SQLServerCentral Article

Back Up Your Database With USB


I was recently tasked with engineering a new backup solution for our database server. I also needed to come up with a disaster recovery plan for the server. Due to limited funds, I wanted one solution to solve both tasks. Here is what I came up with

My server has 3 partitions, one for the operating system, one for log files, and one for data files. Connected to the server is a Maxtor 1 TB USB hard drive configured for RAID 1. This gives you 500GB of storage space.

I used Norton Ghost version 8 running off a Bart PE CD to image the operating system partition. Bart PE can be found here: http://www.nu2.nu/pebuilder/. Running Ghost off Bart PE is better for USB devices since Bart PE supports most USB drives without having to mess with a USB dos boot


Restoring the server via ghost is simple and fast. It takes less than 15 minutes to restore the server to a known good state from the image. This makes a catastrophic operating system failure almost painless.

Next I needed to solve the back up problem. I used a slightly modified version of the script found here:

http://www.sqlservercentral.com/scripts/viewscript.asp?scriptid=90 to do the backup. I defaulted the drive letter to my USB drive. I also modified the script to do incremental and differential backups.

Then I scheduled a job to run the full backup SP every night.

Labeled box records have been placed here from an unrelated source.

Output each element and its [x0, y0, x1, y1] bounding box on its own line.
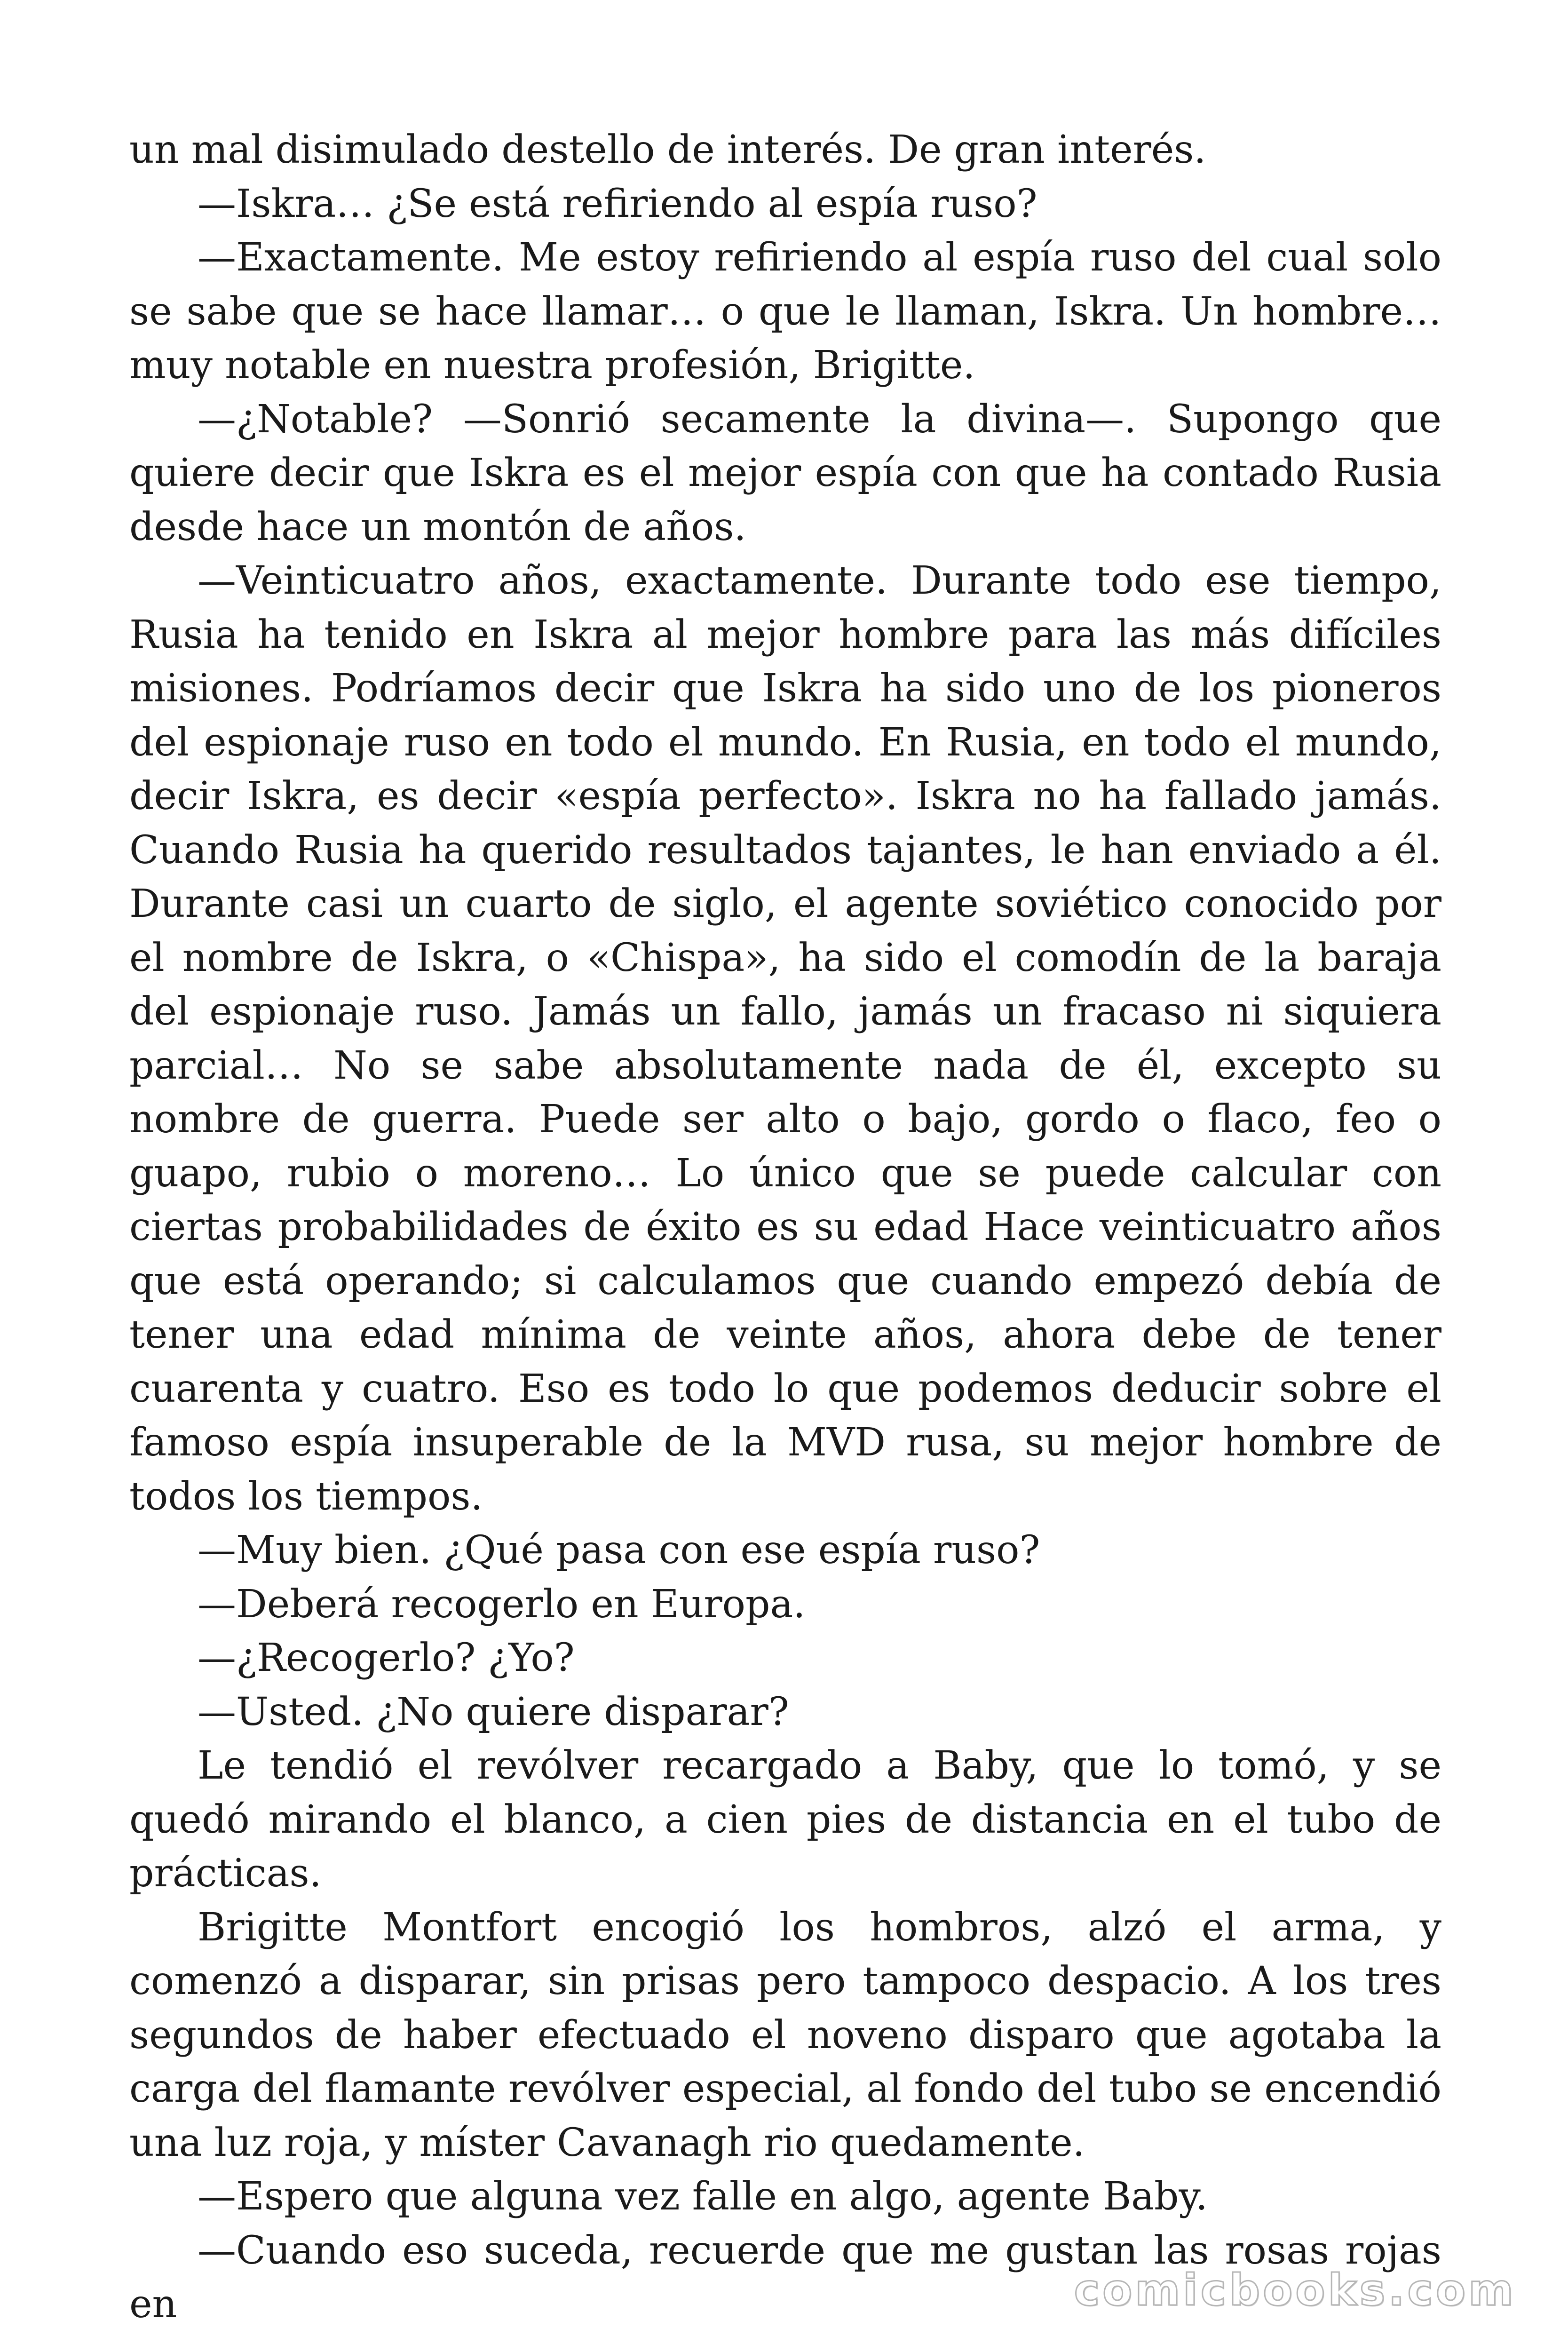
paragraph-6: —Muy bien. ¿Qué pasa con ese espía ruso? — [198, 1528, 1040, 1573]
paragraph-4: —¿Notable? —Sonrió secamente la divina—. Supongo que quiere decir que Iskra es el mejor espía con que ha contado Rusia desde hace un montón de años. — [129, 397, 1441, 549]
paragraph-11: Brigitte Montfort encogió los hombros, alzó el arma, y comenzó a disparar, sin prisas pero tampoco despacio. A los tres segundos de haber efectuado el noveno disparo que agotaba la carga del flamante revólver especial, al fondo del tubo se encendió una luz roja, y míster Cavanagh rio quedamente. — [129, 1905, 1441, 2165]
paragraph-12: —Espero que alguna vez falle en algo, agente Baby. — [198, 2174, 1208, 2219]
paragraph-9: —Usted. ¿No quiere disparar? — [198, 1689, 789, 1734]
paragraph-7: —Deberá recogerlo en Europa. — [198, 1581, 806, 1627]
paragraph-13: —Cuando eso suceda, recuerde que me gustan las rosas rojas en — [129, 2228, 1441, 2327]
paragraph-10: Le tendió el revólver recargado a Baby, que lo tomó, y se quedó mirando el blanco, a cien pies de distancia en el tubo de prácticas. — [129, 1743, 1441, 1896]
watermark: comicbooks.com — [1074, 2265, 1516, 2315]
paragraph-2: —Iskra… ¿Se está refiriendo al espía ruso? — [198, 181, 1037, 226]
paragraph-3: —Exactamente. Me estoy refiriendo al espía ruso del cual solo se sabe que se hace llamar… o que le llaman, Iskra. Un hombre… muy notable en nuestra profesión, Brigitte. — [129, 235, 1441, 388]
paragraph-1: un mal disimulado destello de interés. De gran interés. — [129, 127, 1206, 172]
paragraph-5: —Veinticuatro años, exactamente. Durante todo ese tiempo, Rusia ha tenido en Iskra al mejor hombre para las más difíciles misiones. Podríamos decir que Iskra ha sido uno de los pioneros del espionaje ruso en todo el mundo. En Rusia, en todo el mundo, decir Iskra, es decir «espía perfecto». Iskra no ha fallado jamás. Cuando Rusia ha querido resultados tajantes, le han enviado a él. Durante casi un cuarto de siglo, el agente soviético conocido por el nombre de Iskra, o «Chispa», ha sido el comodín de la baraja del espionaje ruso. Jamás un fallo, jamás un fracaso ni siquiera parcial… No se sabe absolutamente nada de él, excepto su nombre de guerra. Puede ser alto o bajo, gordo o flaco, feo o guapo, rubio o moreno… Lo único que se puede calcular con ciertas probabilidades de éxito es su edad Hace veinticuatro años que está operando; si calculamos que cuando empezó debía de tener una edad mínima de veinte años, ahora debe de tener cuarenta y cuatro. Eso es todo lo que podemos deducir sobre el famoso espía insuperable de la MVD rusa, su mejor hombre de todos los tiempos. — [129, 558, 1441, 1519]
paragraph-8: —¿Recogerlo? ¿Yo? — [198, 1636, 575, 1680]
body-text — [129, 123, 1441, 2332]
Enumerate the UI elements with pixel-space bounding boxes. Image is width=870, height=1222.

I also run Differential backups every 4 hours and incremental backups every hour. All of these backup go directly to the USB drive. Personally I prefer to

clean up the old backups my self. When you have 500GB of storage space, the drive doesn’t fill up very fast. I use windows explorer search function to find all files older than 1 month on the USB drive (except the ghost image) and delete them.

For long term storage, I burn a full backup to DVD once a month.

Pros and cons:

Cost – This system only cost $700 for the drive. Tape solutions would be 5 to 10 time as much. Both systems would require extra software for disaster recovery.

Performance – USB 2.0 can sustain 33Mb/s throughput. SDLT is a bit faster at 36Mb/s. SDLT can support compression.

Reliability – The Maxtor USB drive in RAID 1 should last 3 years without any problems. If a drive fails, there is redundancy. Tape drives require cleaning and tape changing. There are more moving parts and more possibility for failure. Tapes can also break, get lost or become unreadable.

Database size – This solution would only work well on smaller databases. If you had a 100GB database, you would only be able to store 5 copies on the hard drive.

Limited space – While 500Gb is a lot of room, if you needed more space you would have to change the RAID level to 0. Personally I wouldn’t use RAID 0 for a backup solution. With a tape solution, you can always buy more tapes.